Les indications recueillies lui permirent de trouver sans difficulté la boutique de l’apothicaire qui bénéficiait de la pratique de la famille Galaine. Elle se trouvait à quelques pas de là, à l’angle de la rue de La Sourdière et de la rue Saint-Honoré. La porte poussée déclencha un timbre lointain. La boutique lui apparut immense. Au centre trônait un comptoir monumental de bois sculpté. Des étagères grimpaient à l’assaut des murs jusqu’au plafond, supportant des rangées de récipients divers parmi lesquels dominaient les pots de faïence richement décorés et pourvus d’inscriptions en latin. Il admira également des vases en ivoire, marbre, jaspe, albâtre et verre coloré. Après de longues minutes, un petit homme dans la cinquantaine surgit, vêtu de serge de soie noire et portant une perruque grise poudrée. Sous de gros sourcils passés au noir, de petits yeux bleus le fixaient, sans expression.
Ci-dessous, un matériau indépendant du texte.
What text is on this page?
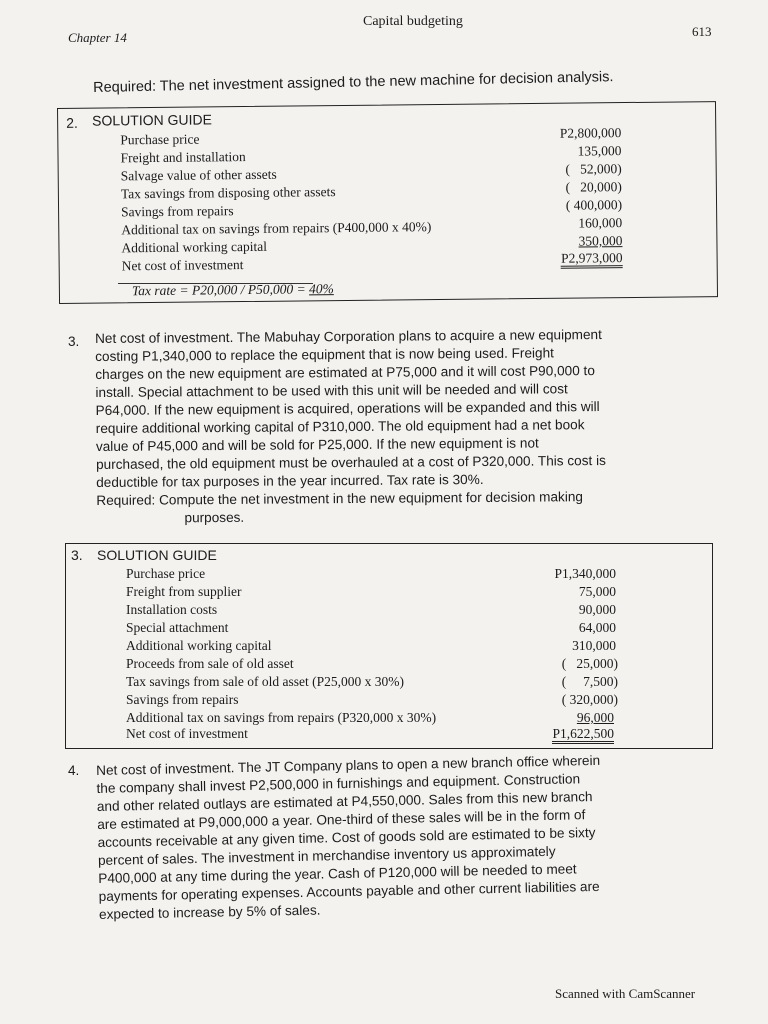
Chapter 14
Capital budgeting
613
Required: The net investment assigned to the new machine for decision analysis.
2. SOLUTION GUIDE
Purchase price
Freight and installation
Salvage value of other assets
Tax savings from disposing other assets
Savings from repairs
Additional tax on savings from repairs (P400,000 x 40%)
Additional working capital
Net cost of investment
P2,800,000
135,000
(   52,000)
(   20,000)
( 400,000)
160,000
350,000
P2,973,000
Tax rate = P20,000 / P50,000 = 40%
3. Net cost of investment. The Mabuhay Corporation plans to acquire a new equipment
costing P1,340,000 to replace the equipment that is now being used. Freight
charges on the new equipment are estimated at P75,000 and it will cost P90,000 to
install. Special attachment to be used with this unit will be needed and will cost
P64,000. If the new equipment is acquired, operations will be expanded and this will
require additional working capital of P310,000. The old equipment had a net book
value of P45,000 and will be sold for P25,000. If the new equipment is not
purchased, the old equipment must be overhauled at a cost of P320,000. This cost is
deductible for tax purposes in the year incurred. Tax rate is 30%.
Required: Compute the net investment in the new equipment for decision making
purposes.
3. SOLUTION GUIDE
Purchase price
Freight from supplier
Installation costs
Special attachment
Additional working capital
Proceeds from sale of old asset
Tax savings from sale of old asset (P25,000 x 30%)
Savings from repairs
Additional tax on savings from repairs (P320,000 x 30%)
Net cost of investment
P1,340,000
75,000
90,000
64,000
310,000
(   25,000)
(     7,500)
( 320,000)
96,000
P1,622,500
4. Net cost of investment. The JT Company plans to open a new branch office wherein
the company shall invest P2,500,000 in furnishings and equipment. Construction
and other related outlays are estimated at P4,550,000. Sales from this new branch
are estimated at P9,000,000 a year. One-third of these sales will be in the form of
accounts receivable at any given time. Cost of goods sold are estimated to be sixty
percent of sales. The investment in merchandise inventory us approximately
P400,000 at any time during the year. Cash of P120,000 will be needed to meet
payments for operating expenses. Accounts payable and other current liabilities are
expected to increase by 5% of sales.
Scanned with CamScanner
— Monsieur désire ? Pardonnez cette attente, je surveillais un commis qui dorait les pilules[89]. C’est là une opération délicate qui requiert toute mon attention.
— Il n’y a pas offense. Nicolas Le Floch. Je suis commissaire de police au Châtelet et souhaiterais obtenir de votre obligeance quelques lumières utiles à une enquête que je poursuis.
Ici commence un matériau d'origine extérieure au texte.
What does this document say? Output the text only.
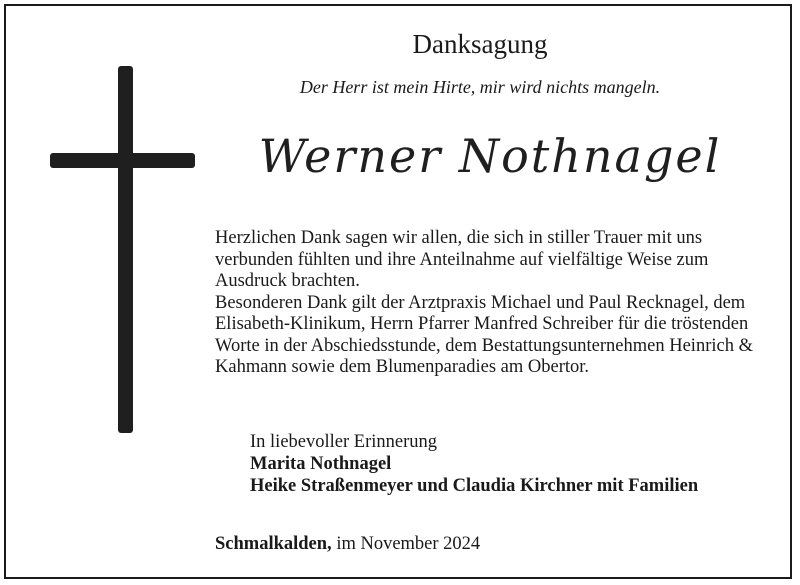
Danksagung
Der Herr ist mein Hirte, mir wird nichts mangeln.
Werner Nothnagel

Herzlichen Dank sagen wir allen, die sich in stiller Trauer mit uns verbunden fühlten und ihre Anteilnahme auf vielfältige Weise zum Ausdruck brachten.

Besonderen Dank gilt der Arztpraxis Michael und Paul Recknagel, dem Elisabeth-Klinikum, Herrn Pfarrer Manfred Schreiber für die tröstenden Worte in der Abschiedsstunde, dem Bestattungsunternehmen Heinrich & Kahmann sowie dem Blumenparadies am Obertor.

In liebevoller Erinnerung
Marita Nothnagel
Heike Straßenmeyer und Claudia Kirchner mit Familien
Schmalkalden, im November 2024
L’œil de son interlocuteur s’alluma.
— Clerambourg, maître apothicaire pour vous servir. Il m’est revenu qu’il y aurait des désordres chez un de mes voisins, maître marchand pelletier...
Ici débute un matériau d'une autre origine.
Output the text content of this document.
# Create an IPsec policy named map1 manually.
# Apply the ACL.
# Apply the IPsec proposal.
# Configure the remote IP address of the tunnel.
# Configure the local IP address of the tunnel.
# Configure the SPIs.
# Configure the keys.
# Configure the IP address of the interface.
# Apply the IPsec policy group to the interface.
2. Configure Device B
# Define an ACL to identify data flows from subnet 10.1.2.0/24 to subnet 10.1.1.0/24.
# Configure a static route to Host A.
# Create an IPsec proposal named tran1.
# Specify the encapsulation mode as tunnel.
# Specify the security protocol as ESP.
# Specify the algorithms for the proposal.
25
Il exprima cette hypothèse sur le ton d’une constatation regrettable.
— Mais vous n’êtes pas en robe ? observa l’apothicaire.
— Que non, vous n’êtes pas suspect. Il s’agit d’une conversation amicale. Je voudrais vérifier un détail.
— Lequel, monsieur ?
Nicolas sortit le flacon de sa poche et le tendit à l’apothicaire qui le saisit avec deux doigts, comme s’il s’était agi d’une bête venimeuse.
— Et alors, monsieur le commissaire ?
— Et alors, ce flacon provient-il de votre officine ?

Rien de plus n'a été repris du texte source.